D. Le monolithe et l'infini.

  1. Après avoir conçu HAL, l'homme montre une fois de plus qu'il a refusé, par son ignorance et sa suffisance, de saisir la chance d'accéder à une intelligence surhumaine. Peut-être est-ce le système qui ralentit ou qu'il lui est impossible de progresser au-delà de ses propres énergies.
  2. On lui offre une nouvelle chance - le monolithe lui montre l'infini, la connaissance parfaite et le début de l'univers, mais il ne comprend pas. Les raisons pour les lui montrer :
    a. C'est peut-être vraiment une autre chance pour l'homme ; ou
    b. Il est peut-être déjà déterminé que l'homme doit mourir [peut-être que tout le monde voit la connaissance parfaite au moment de sa mort] ; ou
    c. La connaissance parfaite (représentée par le monolithe) est peut-être toujours présente, mais notre compréhension d'elle sera toujours imparfaite.

 

II. HAL

A. Il est maléfique, mais uniquement parce qu'il reflète la nature humaine.

B. Son malaise face à la mission implique que même l'intelligence humaine la plus développée est imparfaite dans sa capacité à comprendre.

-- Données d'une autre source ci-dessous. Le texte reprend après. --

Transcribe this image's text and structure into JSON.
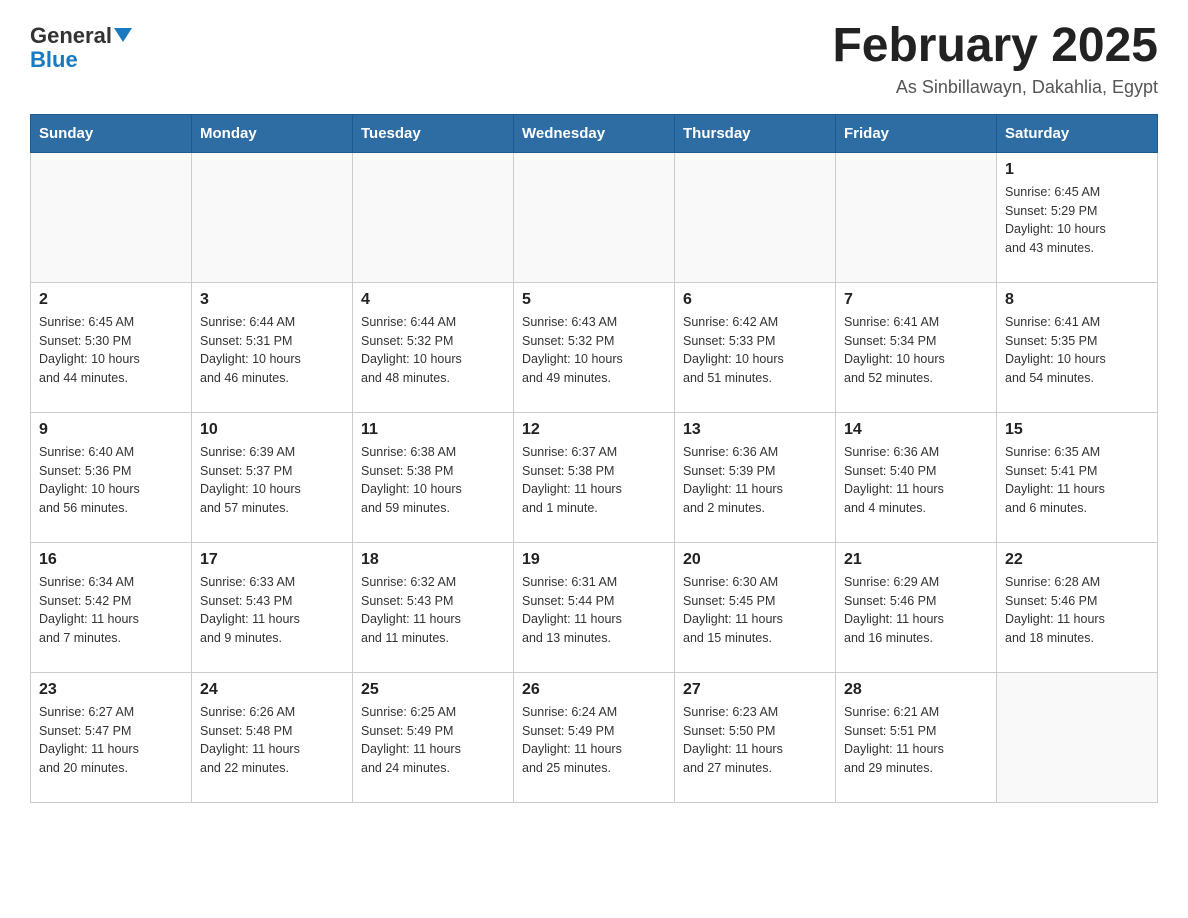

C. L'homme, en tentant de progresser indépendamment de l'aide divine, tente, consciemment ou pas, de créer la vie sous la forme de HAL. Ce n'est pas permis. Il atteint, ou on l'a contraint à atteindre, une limite dans sa capacité à progresser.

D. Les raisons de l'échec de HAL :

  1. Une nouvelle illustration de l'éternelle erreur humaine ; ou
  2. Un châtiment divin ; ou
  3. Dieu ne permettra pas à l'homme de se laisser dominer par ses propres créations irréfléchies.
E. Le fait que l'homme parvienne à surmonter la malfaisance de HAL est optimiste ; toutefois, il doit pour cela détruire HAL, qui est presque un être vivant - une fois de plus, le thème de la mort, de la futilité. [Cela est montré, ainsi que l'insignifiance, par la «chanson» de HAL.]

 

III. La chambre (de la fin)

A. Elle est élégante, peut-être pour montrer les accomplissements culturels de l'homme, mais aussi stérile et silencieuse - rien n'a de sens sans l'esprit du monolithe. On est là dans l'univers de l'homme, qui est censé lui être familier mais qui lui est aussi hostile.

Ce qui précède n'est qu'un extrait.